Dünya Sağlık Örgütü 2010’dan günümüze, hastanede bağımsız ve hasta merkezli, tıbbi kanıtlara ve cerrahi rehberlere dayanan ve multidisipliner bir yaklaşım ile dikkatli cerrahi hemostaz ve tüm hastaların prognozunu iyileştirmek için kan ürünlerinin rasyonel kullanımı uygulamasından oluşan, aneminin erken teşhisi ve tedavisi planlayan Hasta Kan Yönetimi (HKY) programını önermiştir. Transfüzyon yapılmayan hastaların hospitalizasyon süreleri daha düşüktür. Ortopedi, kalp cerrahisi başta olmak üzere transfüzyon strateji programının uygulanmasının mortalite ve hastane maliyetlerini azalttığını göstermektedir.
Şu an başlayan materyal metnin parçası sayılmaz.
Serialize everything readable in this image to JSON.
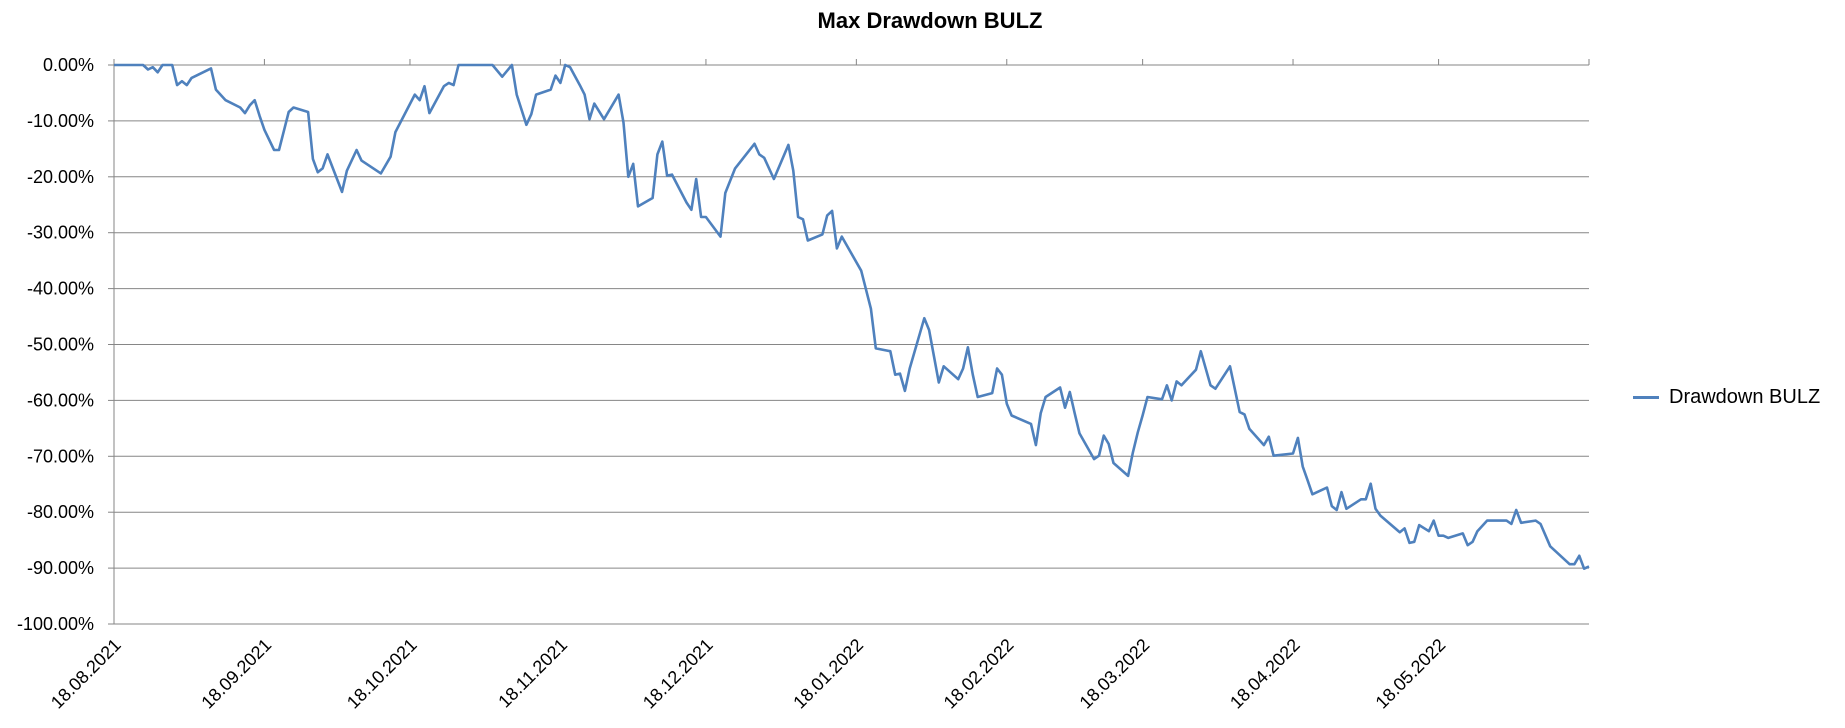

Society for the Advancement of Blood Management(SABM) ise HKY’ni “hemoglobin konsantrasyonunu korumak, hemostazı optimize etmek ve hasta sonucunu iyileştirmek amacıyla; kan kaybını en aza indirmek için tasarlanmış kanıta dayalı tıbbi ve cerrahi kavramların zamanında uygulanması” olarak tanımlamaktadır.
Transfüzyonun uygun! yapılması önemlidir. ‘Uygun transfüzyon’, ‘güvenli kan’ kavramları; kan gereksinimi olan bir hastaya gereksinimine göre uygun kan bileşenini seçerek, zamanında ve yeterli miktarda kan ürünü vermek olarak tanımlanmaktadır.
HKY, 3 stratejiye dayanmaktadır.
- Preoperatif aneminin tanımlanması ve tedavi süreci.
- İntraoperatif yöntemler süreci.
- Postoperatif yöntemler süreci.
HKY’nin en önemli özelliği “hasta odaklı” olmasıdır. Bir kalite ve hasta güvenliği yaklaşımıdır.